Wait, WUT?

Every so often, when I am sitting alone with my phone (sad panda) and have some time to kill, I log into the anonymous internet: usually WUT and Secret.

After spending most of the last decade on services that need your actual identity, I’ve been curious about these services that allow you to leave your real names behind. I think the late 90s were the last time I personally sought out services where I was anonymous or pseudonymous. Ever since then, I’ve been bringing together my identity into one namespace (@naveen).

One of the immediate benefits in such services is that your words carry weight and legitimacy on their own. You don’t scan to see who posted it before deciding whether to start reading it. Twitter democratized things in the sense that I could post something in the same space (and potential audience) as someone else, but if he started with more followers or a bigger brand than me, you would pay attention to and retweet his post way more than mine (rich get richer). With these anonymous services, none of that matters – your words are the only thing that’s important and they carry themselves.

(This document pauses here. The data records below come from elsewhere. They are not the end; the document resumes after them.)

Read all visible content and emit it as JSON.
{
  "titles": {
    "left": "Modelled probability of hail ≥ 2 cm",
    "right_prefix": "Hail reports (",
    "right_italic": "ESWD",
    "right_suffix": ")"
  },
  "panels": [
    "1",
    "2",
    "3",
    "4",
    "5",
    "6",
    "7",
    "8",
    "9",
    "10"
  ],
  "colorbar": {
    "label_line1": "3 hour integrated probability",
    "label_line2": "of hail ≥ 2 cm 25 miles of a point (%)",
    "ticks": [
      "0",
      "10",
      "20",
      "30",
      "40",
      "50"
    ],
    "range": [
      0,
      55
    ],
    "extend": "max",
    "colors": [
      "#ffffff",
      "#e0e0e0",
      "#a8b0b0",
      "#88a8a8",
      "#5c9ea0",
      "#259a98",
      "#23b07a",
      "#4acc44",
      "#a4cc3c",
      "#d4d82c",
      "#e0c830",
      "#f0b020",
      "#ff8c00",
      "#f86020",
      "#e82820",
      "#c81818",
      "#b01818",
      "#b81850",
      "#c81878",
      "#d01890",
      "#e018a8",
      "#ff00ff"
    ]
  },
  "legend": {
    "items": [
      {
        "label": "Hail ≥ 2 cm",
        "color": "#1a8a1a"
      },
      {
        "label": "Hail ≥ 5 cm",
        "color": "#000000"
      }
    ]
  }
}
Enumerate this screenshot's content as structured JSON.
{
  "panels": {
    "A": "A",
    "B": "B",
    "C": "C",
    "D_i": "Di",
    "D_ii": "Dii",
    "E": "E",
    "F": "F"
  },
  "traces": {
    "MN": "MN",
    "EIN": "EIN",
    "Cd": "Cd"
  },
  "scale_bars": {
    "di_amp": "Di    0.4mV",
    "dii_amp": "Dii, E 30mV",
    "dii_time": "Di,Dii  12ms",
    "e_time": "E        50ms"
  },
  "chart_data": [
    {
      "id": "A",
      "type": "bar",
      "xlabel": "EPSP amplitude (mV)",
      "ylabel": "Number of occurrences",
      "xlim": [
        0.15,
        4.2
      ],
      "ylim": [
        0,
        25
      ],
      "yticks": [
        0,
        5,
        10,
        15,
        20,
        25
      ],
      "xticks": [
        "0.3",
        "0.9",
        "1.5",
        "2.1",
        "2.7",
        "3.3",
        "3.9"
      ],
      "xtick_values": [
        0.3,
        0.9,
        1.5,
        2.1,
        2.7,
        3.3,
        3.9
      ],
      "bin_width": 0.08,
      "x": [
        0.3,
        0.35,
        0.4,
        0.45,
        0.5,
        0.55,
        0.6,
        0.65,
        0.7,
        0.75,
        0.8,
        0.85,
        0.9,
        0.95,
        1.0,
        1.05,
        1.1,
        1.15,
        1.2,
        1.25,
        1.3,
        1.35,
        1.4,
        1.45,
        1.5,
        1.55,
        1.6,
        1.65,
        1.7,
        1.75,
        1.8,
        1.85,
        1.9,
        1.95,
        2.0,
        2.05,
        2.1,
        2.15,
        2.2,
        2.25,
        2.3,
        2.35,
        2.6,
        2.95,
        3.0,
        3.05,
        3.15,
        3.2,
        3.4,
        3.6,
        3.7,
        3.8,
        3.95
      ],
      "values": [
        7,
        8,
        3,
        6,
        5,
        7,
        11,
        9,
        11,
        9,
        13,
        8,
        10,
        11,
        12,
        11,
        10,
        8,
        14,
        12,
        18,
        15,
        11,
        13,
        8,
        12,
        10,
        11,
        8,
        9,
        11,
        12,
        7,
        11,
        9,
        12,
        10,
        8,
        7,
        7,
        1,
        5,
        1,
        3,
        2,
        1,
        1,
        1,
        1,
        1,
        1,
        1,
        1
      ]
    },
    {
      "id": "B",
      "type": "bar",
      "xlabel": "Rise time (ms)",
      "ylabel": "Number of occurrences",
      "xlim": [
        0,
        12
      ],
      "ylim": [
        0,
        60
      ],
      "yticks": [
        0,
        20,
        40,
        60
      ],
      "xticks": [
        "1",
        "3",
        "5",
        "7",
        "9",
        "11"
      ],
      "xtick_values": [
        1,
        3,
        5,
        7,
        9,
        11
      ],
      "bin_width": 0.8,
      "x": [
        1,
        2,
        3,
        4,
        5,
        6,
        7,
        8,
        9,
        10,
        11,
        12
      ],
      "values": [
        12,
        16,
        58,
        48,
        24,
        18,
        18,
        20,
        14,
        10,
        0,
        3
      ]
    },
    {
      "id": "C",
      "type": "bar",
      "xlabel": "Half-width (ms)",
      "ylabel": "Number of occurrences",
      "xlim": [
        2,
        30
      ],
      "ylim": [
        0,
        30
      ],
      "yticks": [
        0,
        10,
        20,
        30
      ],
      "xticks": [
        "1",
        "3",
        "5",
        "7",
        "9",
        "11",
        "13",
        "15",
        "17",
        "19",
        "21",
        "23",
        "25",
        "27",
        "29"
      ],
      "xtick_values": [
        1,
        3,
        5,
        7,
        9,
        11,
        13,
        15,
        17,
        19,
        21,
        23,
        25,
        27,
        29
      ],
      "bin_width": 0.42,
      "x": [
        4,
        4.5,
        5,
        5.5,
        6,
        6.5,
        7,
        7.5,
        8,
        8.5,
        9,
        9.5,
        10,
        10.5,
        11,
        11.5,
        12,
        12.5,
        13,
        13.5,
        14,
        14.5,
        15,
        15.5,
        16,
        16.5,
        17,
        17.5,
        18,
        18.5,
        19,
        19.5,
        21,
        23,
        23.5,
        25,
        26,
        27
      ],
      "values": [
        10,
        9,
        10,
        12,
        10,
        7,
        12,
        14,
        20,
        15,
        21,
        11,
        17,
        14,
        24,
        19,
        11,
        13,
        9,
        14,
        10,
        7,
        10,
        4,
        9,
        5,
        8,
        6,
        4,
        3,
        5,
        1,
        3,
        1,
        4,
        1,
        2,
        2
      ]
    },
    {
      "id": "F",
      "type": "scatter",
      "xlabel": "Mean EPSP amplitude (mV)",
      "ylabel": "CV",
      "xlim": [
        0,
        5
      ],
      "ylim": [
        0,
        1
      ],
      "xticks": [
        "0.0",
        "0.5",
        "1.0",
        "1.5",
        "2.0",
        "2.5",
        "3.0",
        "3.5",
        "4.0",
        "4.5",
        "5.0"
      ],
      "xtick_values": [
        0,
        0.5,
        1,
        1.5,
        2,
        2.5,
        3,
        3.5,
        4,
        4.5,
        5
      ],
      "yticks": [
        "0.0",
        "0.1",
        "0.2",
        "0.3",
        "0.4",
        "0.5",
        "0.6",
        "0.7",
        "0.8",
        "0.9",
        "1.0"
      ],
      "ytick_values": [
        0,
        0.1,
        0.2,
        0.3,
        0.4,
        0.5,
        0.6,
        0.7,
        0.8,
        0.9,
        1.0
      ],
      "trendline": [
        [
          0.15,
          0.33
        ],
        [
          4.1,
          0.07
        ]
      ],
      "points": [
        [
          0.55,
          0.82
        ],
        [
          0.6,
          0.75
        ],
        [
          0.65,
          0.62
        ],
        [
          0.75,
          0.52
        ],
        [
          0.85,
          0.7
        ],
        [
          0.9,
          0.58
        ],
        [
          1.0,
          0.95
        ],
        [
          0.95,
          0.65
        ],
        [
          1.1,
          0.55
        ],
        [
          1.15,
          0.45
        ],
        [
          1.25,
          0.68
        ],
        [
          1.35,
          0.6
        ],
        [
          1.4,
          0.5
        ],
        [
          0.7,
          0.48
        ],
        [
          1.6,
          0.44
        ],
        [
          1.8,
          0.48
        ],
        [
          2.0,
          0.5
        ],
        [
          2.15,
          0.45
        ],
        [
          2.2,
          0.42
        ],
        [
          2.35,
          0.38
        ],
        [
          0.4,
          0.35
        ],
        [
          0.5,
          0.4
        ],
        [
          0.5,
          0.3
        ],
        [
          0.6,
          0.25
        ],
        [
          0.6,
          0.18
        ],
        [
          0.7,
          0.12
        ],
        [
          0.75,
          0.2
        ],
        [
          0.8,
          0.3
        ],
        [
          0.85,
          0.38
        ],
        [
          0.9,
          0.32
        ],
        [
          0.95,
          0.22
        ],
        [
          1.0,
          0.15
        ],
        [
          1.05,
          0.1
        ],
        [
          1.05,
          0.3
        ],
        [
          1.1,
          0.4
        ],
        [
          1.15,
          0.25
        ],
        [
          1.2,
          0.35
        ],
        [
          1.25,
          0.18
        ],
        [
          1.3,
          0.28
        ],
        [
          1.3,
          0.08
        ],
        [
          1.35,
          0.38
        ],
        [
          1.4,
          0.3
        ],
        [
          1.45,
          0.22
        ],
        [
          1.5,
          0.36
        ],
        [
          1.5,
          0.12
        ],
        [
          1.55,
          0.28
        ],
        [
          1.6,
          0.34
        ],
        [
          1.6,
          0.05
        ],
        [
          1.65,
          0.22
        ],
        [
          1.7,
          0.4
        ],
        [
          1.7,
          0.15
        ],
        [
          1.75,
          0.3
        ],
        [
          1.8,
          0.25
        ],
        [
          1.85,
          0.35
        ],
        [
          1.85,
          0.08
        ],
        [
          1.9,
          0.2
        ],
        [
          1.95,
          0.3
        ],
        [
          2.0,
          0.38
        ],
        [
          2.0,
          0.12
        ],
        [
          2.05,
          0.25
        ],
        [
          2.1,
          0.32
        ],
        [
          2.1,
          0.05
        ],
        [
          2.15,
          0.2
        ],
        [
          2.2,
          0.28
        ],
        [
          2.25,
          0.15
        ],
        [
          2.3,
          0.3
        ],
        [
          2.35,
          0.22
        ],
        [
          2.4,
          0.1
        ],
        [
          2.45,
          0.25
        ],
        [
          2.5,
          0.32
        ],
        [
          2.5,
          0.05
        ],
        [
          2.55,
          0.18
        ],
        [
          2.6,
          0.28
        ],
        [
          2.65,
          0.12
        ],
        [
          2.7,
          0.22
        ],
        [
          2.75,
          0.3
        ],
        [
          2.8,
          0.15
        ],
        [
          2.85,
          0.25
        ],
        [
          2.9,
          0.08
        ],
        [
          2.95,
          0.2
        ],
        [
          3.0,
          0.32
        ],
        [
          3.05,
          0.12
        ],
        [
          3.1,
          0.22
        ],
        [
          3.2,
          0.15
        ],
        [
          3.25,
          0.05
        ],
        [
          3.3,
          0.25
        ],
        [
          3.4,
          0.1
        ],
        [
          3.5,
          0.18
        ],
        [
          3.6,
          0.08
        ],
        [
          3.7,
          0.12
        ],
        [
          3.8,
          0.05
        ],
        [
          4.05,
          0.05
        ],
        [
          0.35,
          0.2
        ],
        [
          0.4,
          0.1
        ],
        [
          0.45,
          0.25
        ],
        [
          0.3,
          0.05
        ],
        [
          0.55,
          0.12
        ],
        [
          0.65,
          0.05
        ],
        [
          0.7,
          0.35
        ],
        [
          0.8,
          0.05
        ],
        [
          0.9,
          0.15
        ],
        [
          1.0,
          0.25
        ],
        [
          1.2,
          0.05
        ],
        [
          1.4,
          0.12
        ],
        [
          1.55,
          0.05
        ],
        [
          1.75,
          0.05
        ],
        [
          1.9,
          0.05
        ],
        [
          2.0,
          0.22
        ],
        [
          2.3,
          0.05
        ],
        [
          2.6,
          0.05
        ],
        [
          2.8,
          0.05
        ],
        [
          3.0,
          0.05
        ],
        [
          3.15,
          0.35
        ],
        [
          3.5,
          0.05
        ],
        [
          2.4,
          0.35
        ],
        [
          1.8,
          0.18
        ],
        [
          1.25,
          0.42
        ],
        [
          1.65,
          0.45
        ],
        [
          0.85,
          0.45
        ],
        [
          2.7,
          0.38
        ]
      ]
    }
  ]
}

Sometimes, you can use these services just to have a public conversation of your thoughts. Perhaps these are like the things you mutter to yourself in an empty room when you know no one else is listening. It could be frustration; things you say out loud that you don’t even realize you are saying out loud; future conversation you’re rolling around in your head; &c. (Oh god, I can’t believe I just admitted that here like a crazy person, but come on, surely others do this too.) I find that the majority of posts on both services are of this nature: things that would otherwise probably have never been captured.

In the handful of times I’ve used Secret, I found I only posted things in order to maximize likes. That addictive dopamine behavior that I like so much on other social services had made its way here as well. It didn’t matter that no one would know on Secret that I was the author, but just knowing that whatever I posted was clever or funny (and other people thought so) got me to post even more things. Why do we create publicly anyway if not to be validated? I wonder if others think the same way. Further, I wonder if others post things just to be provocative and to get hearts. If so, the things you’re posting on Secret then don’t mean the same thing as an honest message, and in some ways takes away from the authenticity. (I’ve noticed incredibly funny people on Twitter tend to do this too: make up stories or anecdotes about someone they saw on the street but it just so happens not to be true. Perhaps it’s the standup comic way of telling a story.)

WUT doesn’t have that problem. Because no one can give you the same kind of feedback, beyond just responding to your message with another linearly, you can’t game the system for such events. Even if you post with the intention of getting a response, there’s no interface to show you and others watching “XX post of yours had NN hearts” (or whatever).

Sometimes, WUT turns into a weird game of telephone. This is especially true of this service over others in its class because there are no threads in WUT: no distinction between posts and comments. Someone will say something, and others will take it and turn it into some rhyme or repeated pattern.

I recently moved WUT up higher in the notifications drawer on iOS. It now sits immediately after Phone and Messages. I thought this was very curious as I’ve never consciously done this for any application ever (even ones I am coding up and testing). I thought about this for a while, and then realized I had to do this: WUT’s primary interface is not in the app, it’s in the Notifications drawer. I think that’s the first time I’ve ever had any app on my phone that used this view space in that way.

WUT messages remind me of early Twitter. In 2006 Twitter, we would post whatever and whenever, free of a filter. It was weird: even though all these posts were public and indexable by the internet, we posted as if only our forty-five followers were ever listening. As we’ve gotten older and more people are listening, we have all come to filter ourselves and to start “creating brands around our identity.”

In more than a few cases, WUT has also become early foursquare: “Sun’s out; in Washington square park. Who’s around?”

Anyway, those are some things I think of when I’m fooling around with these services.

Beyond these explorations, I don’t know what to make of these apps. What more can I do with them? How long will the messages be new and exciting and not the same old stuff over and over again? If it’s the same old, I’m likely to just stop using and I think I am getting close. They’re like games in that way: interesting only when they have your attention and, right now, they have my attention.